14 thoughts on “Guy and the clock”

  1. Upon reading your comment about burning the unwanted piano, I immediately thought of John Cage because I recall he composed a work that consisted of a piano burning, or so I thought. Searching on “John Cage” and then, separately, “burning piano,” Wikipedia informed me that Cage composed several works for *prepared piano* but they make no mention of him burning a piano. Four contemporary composers were cited as having composed works for a burning piano. More weirdly, the page states that the RAF and the US Air Force stage piano burnings to commemorate particular types of important events.

    1. Gabor Cossa, eccentric owner of an antique shop in Cambridge, England, rented (so I was told) a hall in London and gave a concert with a piano from which he had removed the strings, so that there was no sound.

  2. I like nothing better than to return to the logic and sanity of standard time.

  3. Was Venus changing her clocks this evening? Or was she hiding gunpowder beneath Olympus? Wherever she was, I’m relieved to see she’ll be back in the sky tomorrow evening.

    1. The name is older than Guy Fawkes (who, when traveling in Europe to seek support for his Catholic rebellion, used the Italian form, Guido). Since I was born in what was then part of Warwickshire, I was named for Guy of Warwick, the hero of a medieval romance. The origin of the name is uncertain (it may or may not be connected with “guide”).

      1. If “Guy”, “Guido”, and “guide” have common roots, your parents named you well, Guido Siderius.

  4. It is a long time since I last saw a guy on a bonfire. Some years ago I think images of Margaret Thatcher went that way. Perhaps some Trumps have been sighted?

    1. Trump pinatas are popular in the parts of the United States that used to be Mexico.

      By the way, Mexico has agreed to build and pay for a wall on her pre-1848 border with the United States.

  5. I have a household in a small therapeutic community for adults. We customarily rise later on Sundays and have a late brunch. Since the night-time change would make the stomachs grumble indeed, I revert to Standard Time after Sunday brunch.
    I DO wish we could stop the whole nonsense though, once and for all; and have several supporting points to this conclusion – which I shan’t bore you with since it would be “preaching to the choir”.
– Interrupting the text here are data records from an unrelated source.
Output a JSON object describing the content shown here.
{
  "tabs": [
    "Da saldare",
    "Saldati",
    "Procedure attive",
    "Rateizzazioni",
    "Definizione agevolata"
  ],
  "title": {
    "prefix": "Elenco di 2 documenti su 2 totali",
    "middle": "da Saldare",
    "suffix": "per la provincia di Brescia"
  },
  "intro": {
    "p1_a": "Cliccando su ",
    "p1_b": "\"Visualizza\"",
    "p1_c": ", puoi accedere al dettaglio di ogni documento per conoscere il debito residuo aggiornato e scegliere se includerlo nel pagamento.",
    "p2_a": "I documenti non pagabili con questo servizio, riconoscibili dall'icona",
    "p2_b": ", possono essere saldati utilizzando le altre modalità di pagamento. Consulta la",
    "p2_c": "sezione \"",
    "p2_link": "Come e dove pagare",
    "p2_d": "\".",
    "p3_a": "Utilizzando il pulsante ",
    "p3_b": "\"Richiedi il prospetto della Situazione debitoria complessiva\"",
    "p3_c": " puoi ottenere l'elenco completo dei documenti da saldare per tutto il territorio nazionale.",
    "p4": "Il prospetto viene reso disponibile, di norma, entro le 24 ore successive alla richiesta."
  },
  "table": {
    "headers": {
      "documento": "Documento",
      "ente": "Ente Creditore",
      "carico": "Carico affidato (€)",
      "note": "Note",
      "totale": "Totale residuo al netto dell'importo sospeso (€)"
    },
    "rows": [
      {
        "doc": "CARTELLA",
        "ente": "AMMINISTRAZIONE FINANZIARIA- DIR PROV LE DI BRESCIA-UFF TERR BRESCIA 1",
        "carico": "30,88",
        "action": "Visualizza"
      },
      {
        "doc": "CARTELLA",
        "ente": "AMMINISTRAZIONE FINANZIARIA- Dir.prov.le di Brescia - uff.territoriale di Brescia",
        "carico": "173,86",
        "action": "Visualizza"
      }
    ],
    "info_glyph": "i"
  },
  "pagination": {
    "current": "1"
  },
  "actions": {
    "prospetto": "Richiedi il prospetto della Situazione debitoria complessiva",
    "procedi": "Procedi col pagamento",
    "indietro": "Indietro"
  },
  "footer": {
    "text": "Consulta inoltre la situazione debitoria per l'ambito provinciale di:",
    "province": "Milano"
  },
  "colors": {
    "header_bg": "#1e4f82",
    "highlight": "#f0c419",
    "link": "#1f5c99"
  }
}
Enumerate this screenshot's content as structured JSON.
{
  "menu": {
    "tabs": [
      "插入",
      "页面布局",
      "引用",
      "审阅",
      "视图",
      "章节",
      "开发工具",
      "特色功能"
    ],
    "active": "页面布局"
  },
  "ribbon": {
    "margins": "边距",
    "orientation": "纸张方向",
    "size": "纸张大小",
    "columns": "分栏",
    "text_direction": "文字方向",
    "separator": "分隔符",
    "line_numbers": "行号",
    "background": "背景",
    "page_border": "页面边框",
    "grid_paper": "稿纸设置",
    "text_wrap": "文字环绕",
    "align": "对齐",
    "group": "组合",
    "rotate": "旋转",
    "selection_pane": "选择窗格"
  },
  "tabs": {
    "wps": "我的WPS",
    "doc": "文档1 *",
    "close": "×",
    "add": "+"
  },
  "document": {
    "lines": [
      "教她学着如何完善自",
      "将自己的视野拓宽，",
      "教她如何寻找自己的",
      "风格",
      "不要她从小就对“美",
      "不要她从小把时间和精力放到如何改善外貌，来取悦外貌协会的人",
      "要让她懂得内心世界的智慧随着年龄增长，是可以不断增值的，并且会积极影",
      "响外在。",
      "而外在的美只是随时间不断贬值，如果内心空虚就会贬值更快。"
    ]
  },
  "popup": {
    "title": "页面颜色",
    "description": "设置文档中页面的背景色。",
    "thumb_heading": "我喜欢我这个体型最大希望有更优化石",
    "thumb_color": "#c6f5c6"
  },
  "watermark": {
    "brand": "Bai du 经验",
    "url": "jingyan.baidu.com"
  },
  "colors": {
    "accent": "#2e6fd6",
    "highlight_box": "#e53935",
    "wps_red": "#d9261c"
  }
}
  6. and thanks for the info about who Guy Fawkes was. I often wondered about him, A shame though to put a piano in a bonfire. I would never do that with mine, nor my accordion.

  7. I love setting my clocks back some earlier than others and my plants just LOVE gettin that extra hour of sun in the morning, LOL,,, as if any of this make any difference to them. Not much of this makes any difference to me either as I’m retired for 8+ years already and still surviving. Now tell me why the dude threw his alarm clock out the window??? He wanted to see time fly.
    Time flies like an arrow……. Fruit flies like a banana…..
    I’ve been told not to lose my sense of humor.. I reply that if I lose that, I’ll have no sense at all.